En el periodo glacial con ambientes fríos (hace 20 mil-30 mil años), la recarga de agua en la cuenca del Potosí era por flujos subterráneos. En los últimos 11 mil años, el cambio climático natural modificó esa dinámica hidrológica.

En la actualidad, la recarga de agua en dicha cuenca es por la escorrentía superficial. No obstante, por su orografía (se ubica en las faldas de la Sierra Madre Oriental) y por el calentamiento global, la cantidad de lluvia es menor; asimismo, debido al aumento de la temperatura, los pocos escurrimientos se evaporan antes de llegar a la cuenca.

“Para que ese ecosistema vuelva a ser sustentable, deberíamos dejar que se recupere con la menor perturbación humana posible. Y para ello habría que evitar la extracción de agua subterránea y no ocupar la cuenca para labores de agricultura industrial, lo cual ciertamente afectaría la economía de la región. Respecto a la gente que vive ahí, lo mejor sería que migrara a otros lugares del país, pues desde hace 30 años aspira los gases tóxicos del incendio”, señala Roy.

Ahora bien, quitar la agricultura industrial y mover a la gente son dos procesos que deberían llevarse a cabo de manera paulatina y con el consenso de los pobladores y los agricultores, y la participación de los tres niveles de gobierno (municipal, estatal y federal) y de ONGs. Entretanto, como es una zona seca, se requiere una fuente alternativa de agua potable para los poblados establecidos en dicha cuenca.
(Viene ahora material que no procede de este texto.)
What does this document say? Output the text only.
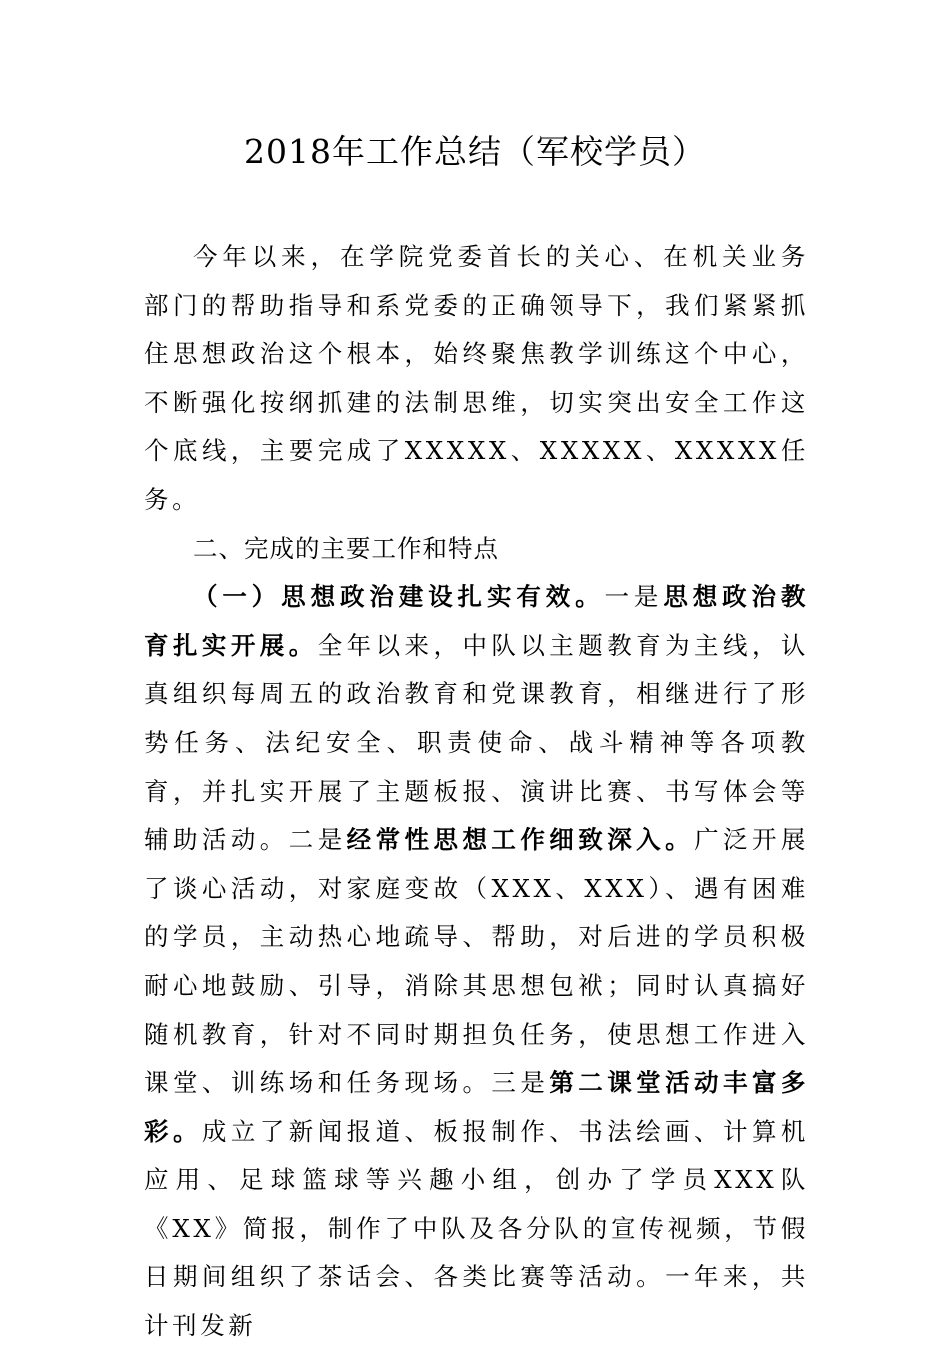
2018年工作总结（军校学员）

今年以来，在学院党委首长的关心、在机关业务部门的帮助指导和系党委的正确领导下，我们紧紧抓住思想政治这个根本，始终聚焦教学训练这个中心，不断强化按纲抓建的法制思维，切实突出安全工作这个底线，主要完成了XXXXX、XXXXX、XXXXX任务。

二、完成的主要工作和特点

（一）思想政治建设扎实有效。一是思想政治教育扎实开展。全年以来，中队以主题教育为主线，认真组织每周五的政治教育和党课教育，相继进行了形势任务、法纪安全、职责使命、战斗精神等各项教育，并扎实开展了主题板报、演讲比赛、书写体会等辅助活动。二是经常性思想工作细致深入。广泛开展了谈心活动，对家庭变故（XXX、XXX）、遇有困难的学员，主动热心地疏导、帮助，对后进的学员积极耐心地鼓励、引导，消除其思想包袱；同时认真搞好随机教育，针对不同时期担负任务，使思想工作进入课堂、训练场和任务现场。三是第二课堂活动丰富多彩。成立了新闻报道、板报制作、书法绘画、计算机应用、足球篮球等兴趣小组，创办了学员XXX队《XX》简报，制作了中队及各分队的宣传视频，节假日期间组织了茶话会、各类比赛等活动。一年来，共计刊发新
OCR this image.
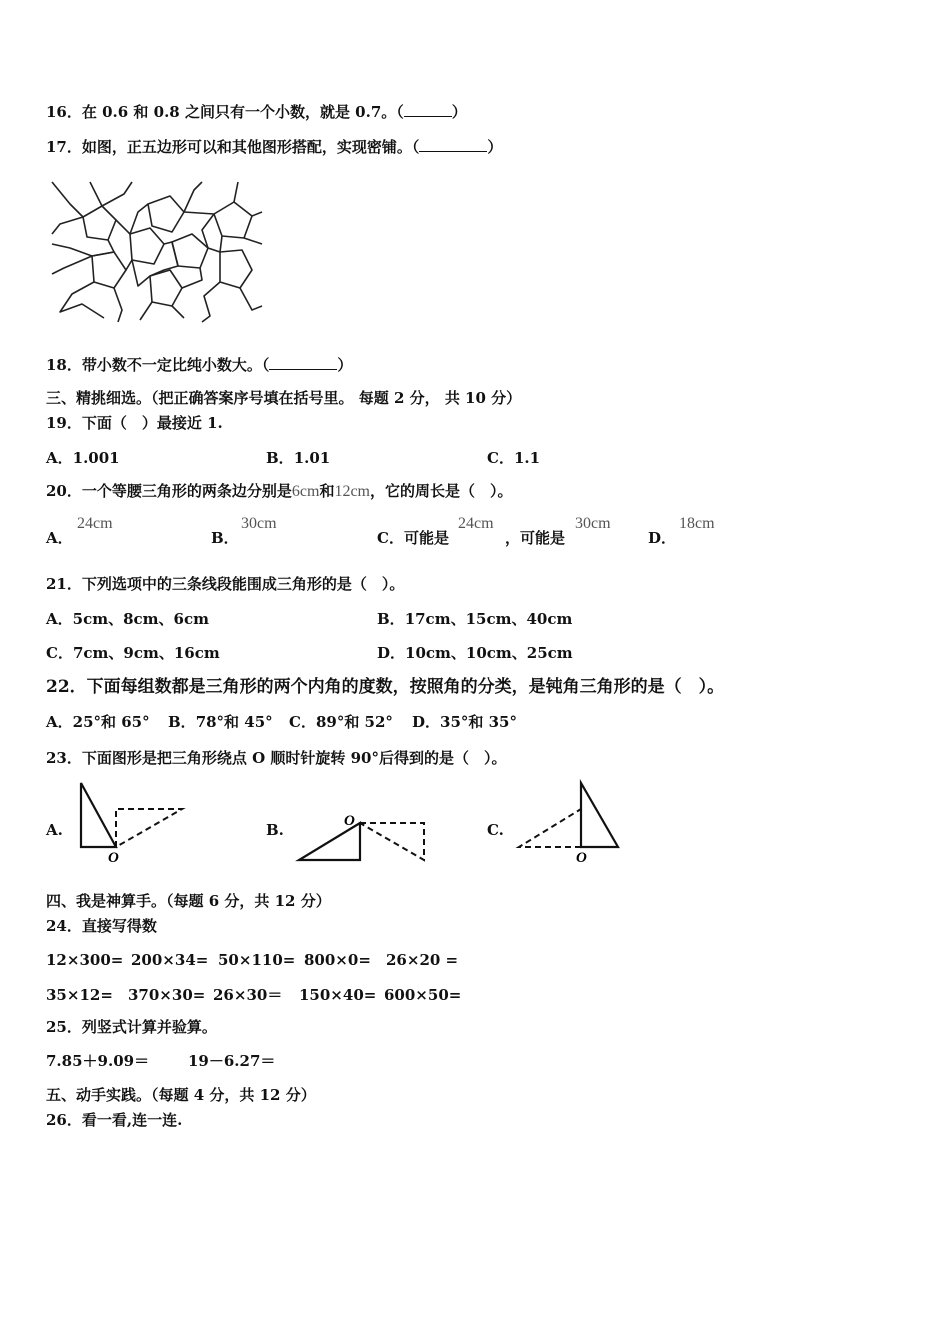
16．在 0.6 和 0.8 之间只有一个小数，就是 0.7。（	）
17．如图，正五边形可以和其他图形搭配，实现密铺。（	）
18．带小数不一定比纯小数大。（	）
三、精挑细选。（把正确答案序号填在括号里。 每题 2 分， 共 10 分）
19．下面（　）最接近 1.
A．1.001	B．1.01	C．1.1
20．一个等腰三角形的两条边分别是6cm和12cm，它的周长是（　）。
A．
24cm
B．
30cm
C．可能是
24cm
，可能是
30cm
D．
18cm
21．下列选项中的三条线段能围成三角形的是（　）。
A．5cm、8cm、6cm	B．17cm、15cm、40cm
C．7cm、9cm、16cm	D．10cm、10cm、25cm
22．下面每组数都是三角形的两个内角的度数，按照角的分类，是钝角三角形的是（　）。
A．25°和 65° B．78°和 45° C．89°和 52° D．35°和 35°
23．下面图形是把三角形绕点 O 顺时针旋转 90°后得到的是（　）。
A.
O
B.	O	C.
O
四、我是神算手。（每题 6 分，共 12 分）
24．直接写得数
12×300= 200×34= 50×110= 800×0= 26×20 =
35×12= 370×30= 26×30＝ 150×40= 600×50=
25．列竖式计算并验算。
7.85＋9.09＝	19－6.27＝
五、动手实践。（每题 4 分，共 12 分）
26．看一看,连一连.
“En las altas elevaciones de la Sierra Madre Oriental se podrían instalar mallas para capturar la neblina que cada año se forma a lo largo de varios meses y así se obtendría, por goteo, agua para uso doméstico y riego para la agricultura tradicional, como ha ocurrido con éxito en regiones áridas de Israel, Chile (desierto de Atacama) y Perú”, finaliza el investigador universitario.